Au même moment, le train s'arrêta.

On a ramassé nos sacs en vitesse, bousculant les passagers empêtrés dans des contrôles sans fin, on a tous sauté sur le quai.

Au loin, il y avait bien une tour de guingois, et on s'est tous émerveillés d'être bien arrivés pour voir ça.


 

Mais quand je me suis réveillé, il y avait une femme au-dessus de moi, penchée, qui criait :

- Voici ton père, t'as intérêt à avoir fait tes devoirs !

- Oh maman, je te fiche mon billet qu'il n'est pas de bonne humeur ce soir ; si tu voulais m'aider, me sauver la mise, je t'emmènerai demain voir la Tour de Pise !

Tu parles !

Je me suis pris une branlée, j'ai appris de nouveaux mots, des noms d'oiseaux et on m'envoya me coucher sans rôt.

Soudain une femme et sept petits nains firent irruption dans mon cachot et m’entraînèrent vers la gare où attendait le train pour Pise.

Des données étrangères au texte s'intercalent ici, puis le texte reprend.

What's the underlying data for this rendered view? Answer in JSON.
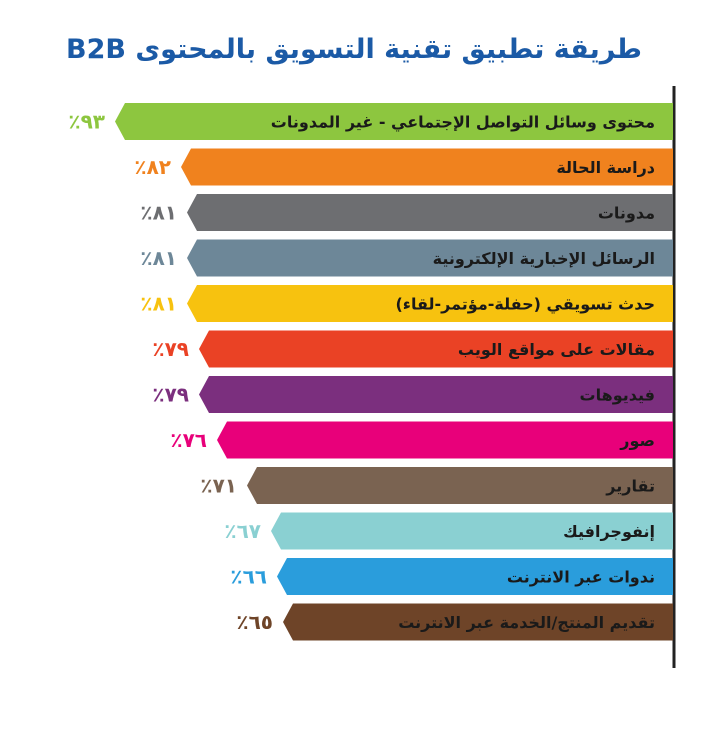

Mais quel cauchemar, que je vous dise, en montant dans le train j'ai vu le contrôleur qui virait les passagers clandestins, c'était son métier, notez bien ; mais je n'avais plus de quoi payer les billets de mes copains, je me disais c'est quand même drôle le destin, qui va payer le mien ?

Les contrôleurs font s'écrouler les Tours de Pise mais on peut aller jusqu'à Venise, sur les canaux, avec un gondolier qui nous a aimés aussitôt et ce fut bien réciproque ; à l'orphelinat on avait de la famille au moins, qui ne nous demandait pas nos billets.

Dans un coin, il y avait une femme bien habillée, et dans sa main brillait un millésimé.

Cela fait bientôt mille ans, en effet, qu'on n'a plus vu de contrôleur sur ces terres inexplorées où les vaches ne regardent plus les clandestins passer comme s'ils allaient leur piquer tout leur lait ; les rails enfouis sous l'herbe haute chuchotent des histoires qui semblent irréelles pour ceux qui ne rêvent jamais.

Z'avez votre billet .. ?

Le train va démarrer.

(joailes – 10 mai 2023)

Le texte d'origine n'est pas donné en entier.